Number one on the list of optimizing your WordPress post is to make sure readers can scan it.

2. Short-ish Blocks

Sentences, paragraphs, titles, headings, URLs, etc. You’re looking for short.

It goes back to the first point of allowing people to scan the content. You’re looking to make it as easy to read as possible. That doesn’t mean that the content has to be at a first grade reading level or anything like that. Give people some credit.

But from a looks standpoint you want the content easy to read. Large paragraphs wear people out. When I read books that are kind of on the old side it’s always a struggle to get through a large paragraph. You kind of lose your place pretty easy.

Break up the content. Especially the paragraphs.

3. Links: External & Internal

This is always a big point of contention between me and others. The usual argument is that external links will send readers away from a blog post.

The only time I’ve done that and have seen others do that is when a blog post is simply reiterating what another post is saying. Kind of bringing attention to a news point or something like that.

In my view, that type of post is valuable since it brings attention to a good piece of content, but that’s the breadth of its usefulness.

With external links I mean like the link above in this post to Google’s SEO Starter Guide. By linking to that guide this post provides value, adds context to what I’m saying and also adds legitimacy to the content in this post. And hopefully the content in the rest of the post keeps the readers here even if they click through to that guide.

Everybody in the SEO world wants links. I believe in karma. Give links if you expect to get links.

4. No Distractions/Interruptions

Do you like when you visit a website and instantly get a popup?

Nobody likes that.

Yet on a lot of blogs and blog posts that is exactly what happens.

I’m a fan of just letting the reader read the content. Give them exactly what they want. It’s a longer term play. You’re looking to be helpful and to earn their trust by providing good content.

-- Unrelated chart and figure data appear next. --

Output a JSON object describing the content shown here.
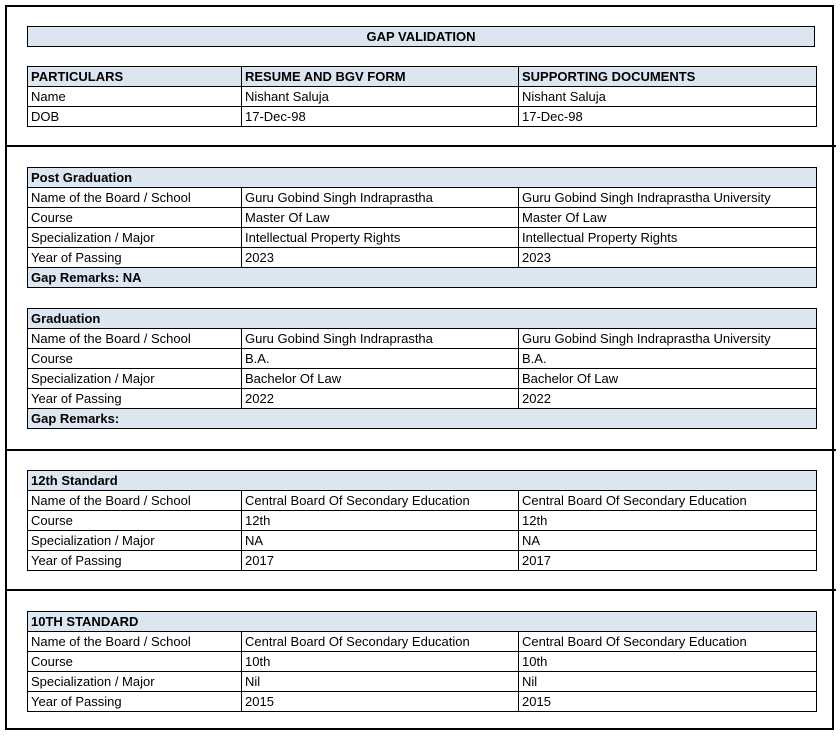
{
  "title": "GAP VALIDATION",
  "colors": {
    "header_fill": "#dce6f1",
    "border": "#000000"
  },
  "particulars": {
    "headers": [
      "PARTICULARS",
      "RESUME AND BGV FORM",
      "SUPPORTING DOCUMENTS"
    ],
    "rows": [
      [
        "Name",
        "Nishant Saluja",
        "Nishant Saluja"
      ],
      [
        "DOB",
        "17-Dec-98",
        "17-Dec-98"
      ]
    ]
  },
  "sections": [
    {
      "heading": "Post Graduation",
      "rows": [
        [
          "Name of the Board / School",
          "Guru Gobind Singh Indraprastha",
          "Guru Gobind Singh Indraprastha University"
        ],
        [
          "Course",
          "Master Of Law",
          "Master Of Law"
        ],
        [
          "Specialization / Major",
          "Intellectual Property Rights",
          "Intellectual Property Rights"
        ],
        [
          "Year of Passing",
          "2023",
          "2023"
        ]
      ],
      "remarks": "Gap Remarks: NA"
    },
    {
      "heading": "Graduation",
      "rows": [
        [
          "Name of the Board / School",
          "Guru Gobind Singh Indraprastha",
          "Guru Gobind Singh Indraprastha University"
        ],
        [
          "Course",
          "B.A.",
          "B.A."
        ],
        [
          "Specialization / Major",
          "Bachelor Of Law",
          "Bachelor Of Law"
        ],
        [
          "Year of Passing",
          "2022",
          "2022"
        ]
      ],
      "remarks": "Gap Remarks:"
    },
    {
      "heading": "12th Standard",
      "rows": [
        [
          "Name of the Board / School",
          "Central Board Of Secondary Education",
          "Central Board Of Secondary Education"
        ],
        [
          "Course",
          "12th",
          "12th"
        ],
        [
          "Specialization / Major",
          "NA",
          "NA"
        ],
        [
          "Year of Passing",
          "2017",
          "2017"
        ]
      ]
    },
    {
      "heading": "10TH STANDARD",
      "rows": [
        [
          "Name of the Board / School",
          "Central Board Of Secondary Education",
          "Central Board Of Secondary Education"
        ],
        [
          "Course",
          "10th",
          "10th"
        ],
        [
          "Specialization / Major",
          "Nil",
          "Nil"
        ],
        [
          "Year of Passing",
          "2015",
          "2015"
        ]
      ]
    }
  ]
}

I don’t like trying to control them or to take something from them before I’ve even had the chance to give them something first.

It’s easy to clutter websites and blogs with distractions. The designs I like the most are the blogs with the least clutter. I like them as a reader and therefore I like them as a blogger.

5. Design, Page Speed

There are a lot of great blog design templates and themes available these days. Like I said above, look for one that is simple and free of distractions. Let your content take center stage. Make sure the font is large enough to read especially on smartphones.

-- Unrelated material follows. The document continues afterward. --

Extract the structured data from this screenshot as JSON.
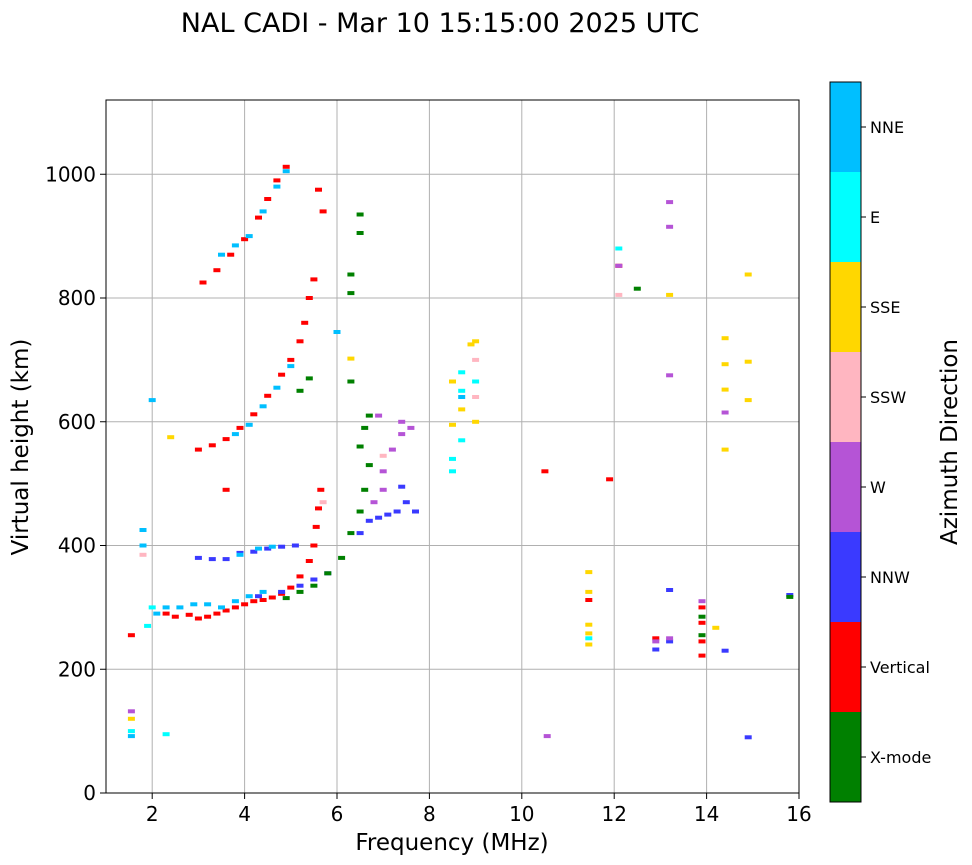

And also make sure the page speed is adequate to really good. If there are issues there then switch hosts. It’s worth it to have a really fast website.

I once experienced a 25% drop in traffic during a short-term page speed issue.

6. Tags, Categories

I don’t really look at tags and categories as having anything to do with SEO. But I still get requests from business owners about using certain tags on blog posts for SEO purposes.

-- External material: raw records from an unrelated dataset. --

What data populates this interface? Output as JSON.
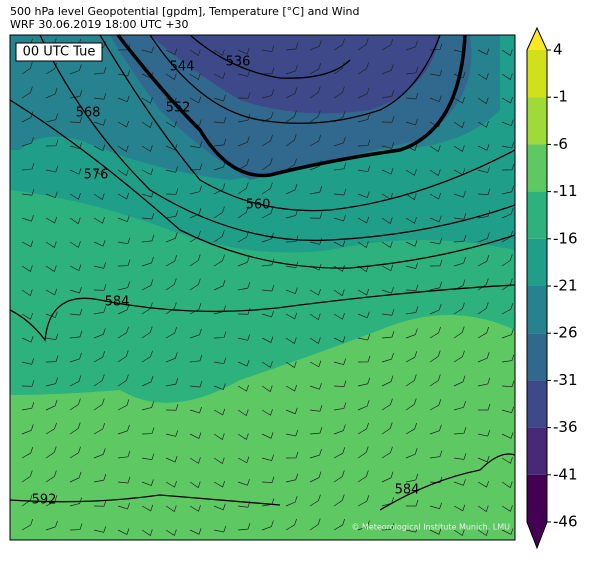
{
  "header": {
    "line1": "500 hPa level Geopotential [gpdm], Temperature [°C] and Wind",
    "line2": "WRF 30.06.2019 18:00 UTC +30"
  },
  "time_label": "00 UTC Tue",
  "contour_labels": [
    536,
    544,
    552,
    560,
    568,
    576,
    584,
    592,
    584
  ],
  "credit": "© Meteorological Institute Munich, LMU",
  "colorbar": {
    "ticks": [
      4,
      -1,
      -6,
      -11,
      -16,
      -21,
      -26,
      -31,
      -36,
      -41,
      -46
    ],
    "colors": [
      "#d0e11c",
      "#a0da39",
      "#5ec962",
      "#2db27d",
      "#1f9e89",
      "#26828e",
      "#31688e",
      "#3e4989",
      "#482878",
      "#440154"
    ],
    "top_color": "#fde725",
    "bottom_color": "#440154"
  }
}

I could be wrong, but I really don’t think tags help with anything other than organizing your content and blog posts. And I do think that is important and helpful to the readers.

If you’re going to include categories and tags on your posts so that readers can find similar content then you definitely want to use them for that reason.

For SEO reasons? Not really worth the effort.

7. Titles

The idea with titles is to include keywords and things like that in the title. I get it. It makes sense, but again you’re getting into tricky territory. If you focus too much on what you think Google wants your titles won’t make sense to readers.

I like to take the approach that a title promises the reader an answer to their question. If that includes using a keyword phrase then it’s all the better. But I don’t like starting with a keyword phrase for the sake of SEO.


This post might be a little different than what you expected from an SEO standpoint, but it’s been a good strategy for me for earning organic traffic for the last 10+ years. You have to take the long-term view that Google wants to help readers and if you focus on readers first it will all work out in the end as far as SEO goes.